Un soir, comme j’arrivais à la porte du médecin, dans l’intention de me réjouir à mon ordinaire, j’y trouvai le vieil écuyer qui m’attendait. Il me prit par la main, et me dit qu’il voulait faire un tour de promenade avec moi, avant que de commencer notre concert. En même temps il m’entraîna dans une rue détournée, où, voyant qu’il pouvait m’entretenir en liberté : Diego, mon fils, me dit-il d’un air triste, j’ai quelque chose de particulier à vous apprendre. Je crains fort, mon enfant, que nous ne nous repentions l’un et l’autre de nous amuser tous les soirs à faire des concerts à la porte de mon maître. J’ai sans doute beaucoup d’amitié pour vous : je suis bien aise de vous avoir montré à jouer de la guitare et à chanter ; mais si j’avais prévu le malheur qui nous menace, vive Dieu ! j’aurais choisi un autre endroit pour vous donner des leçons. Ce discours m’effraya. Je priai l’écuyer de s’expliquer plus clairement, et de me dire ce que nous avions à craindre ; car je n’étais pas homme à braver le péril, et je n’avais pas encore fait mon tour d’Espagne.

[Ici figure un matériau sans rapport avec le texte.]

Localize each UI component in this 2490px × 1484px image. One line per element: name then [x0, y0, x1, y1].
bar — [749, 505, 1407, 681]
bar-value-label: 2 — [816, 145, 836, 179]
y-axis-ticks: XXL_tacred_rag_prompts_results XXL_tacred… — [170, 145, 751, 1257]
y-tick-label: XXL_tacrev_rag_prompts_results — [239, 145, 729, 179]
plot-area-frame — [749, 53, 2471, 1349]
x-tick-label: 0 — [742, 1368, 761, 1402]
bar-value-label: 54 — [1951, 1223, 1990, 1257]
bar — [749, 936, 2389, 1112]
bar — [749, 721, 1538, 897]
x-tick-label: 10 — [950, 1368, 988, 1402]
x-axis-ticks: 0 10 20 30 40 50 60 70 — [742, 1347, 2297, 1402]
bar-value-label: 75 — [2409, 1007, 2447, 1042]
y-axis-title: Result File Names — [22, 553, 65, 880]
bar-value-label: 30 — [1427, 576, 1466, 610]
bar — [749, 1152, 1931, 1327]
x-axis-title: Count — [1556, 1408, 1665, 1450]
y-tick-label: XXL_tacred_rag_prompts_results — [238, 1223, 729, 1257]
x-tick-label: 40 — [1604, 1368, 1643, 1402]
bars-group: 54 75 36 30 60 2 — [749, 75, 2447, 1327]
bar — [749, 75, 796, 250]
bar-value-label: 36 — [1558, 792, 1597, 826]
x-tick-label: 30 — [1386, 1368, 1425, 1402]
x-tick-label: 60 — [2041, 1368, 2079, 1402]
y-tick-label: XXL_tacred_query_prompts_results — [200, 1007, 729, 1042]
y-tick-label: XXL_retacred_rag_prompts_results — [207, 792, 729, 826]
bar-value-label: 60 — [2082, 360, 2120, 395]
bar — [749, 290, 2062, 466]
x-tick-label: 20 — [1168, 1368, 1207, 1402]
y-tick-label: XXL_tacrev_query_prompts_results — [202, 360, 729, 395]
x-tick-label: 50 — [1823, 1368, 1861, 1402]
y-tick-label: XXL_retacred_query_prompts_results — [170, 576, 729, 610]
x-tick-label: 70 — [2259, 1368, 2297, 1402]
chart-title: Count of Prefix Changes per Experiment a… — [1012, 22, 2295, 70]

Je vais, reprit-il, vous conter ce qu’il est nécessaire que vous sachiez pour bien comprendre tout le danger où nous sommes.

Lorsque j’entrai, poursuivit-il, au service du médecin, et il y a de cela une année, il me dit un matin, après m’avoir conduit devant sa femme : Voyez, Marcos, voyez votre maîtresse ; c’est cette dame que vous devez accompagner partout. J’admirai dona Mergelina : je la trouvai merveilleusement belle, faite à peindre, et je fus particulièrement charmé de l’air agréable qu’elle a dans son port. Seigneur, répondis-je au médecin, je suis trop heureux d’avoir à servir une dame si charmante. Ma réponse déplut à Mergelina, qui me dit d’un ton brusque : Voyez donc celui-là ; il s’émancipe vraiment.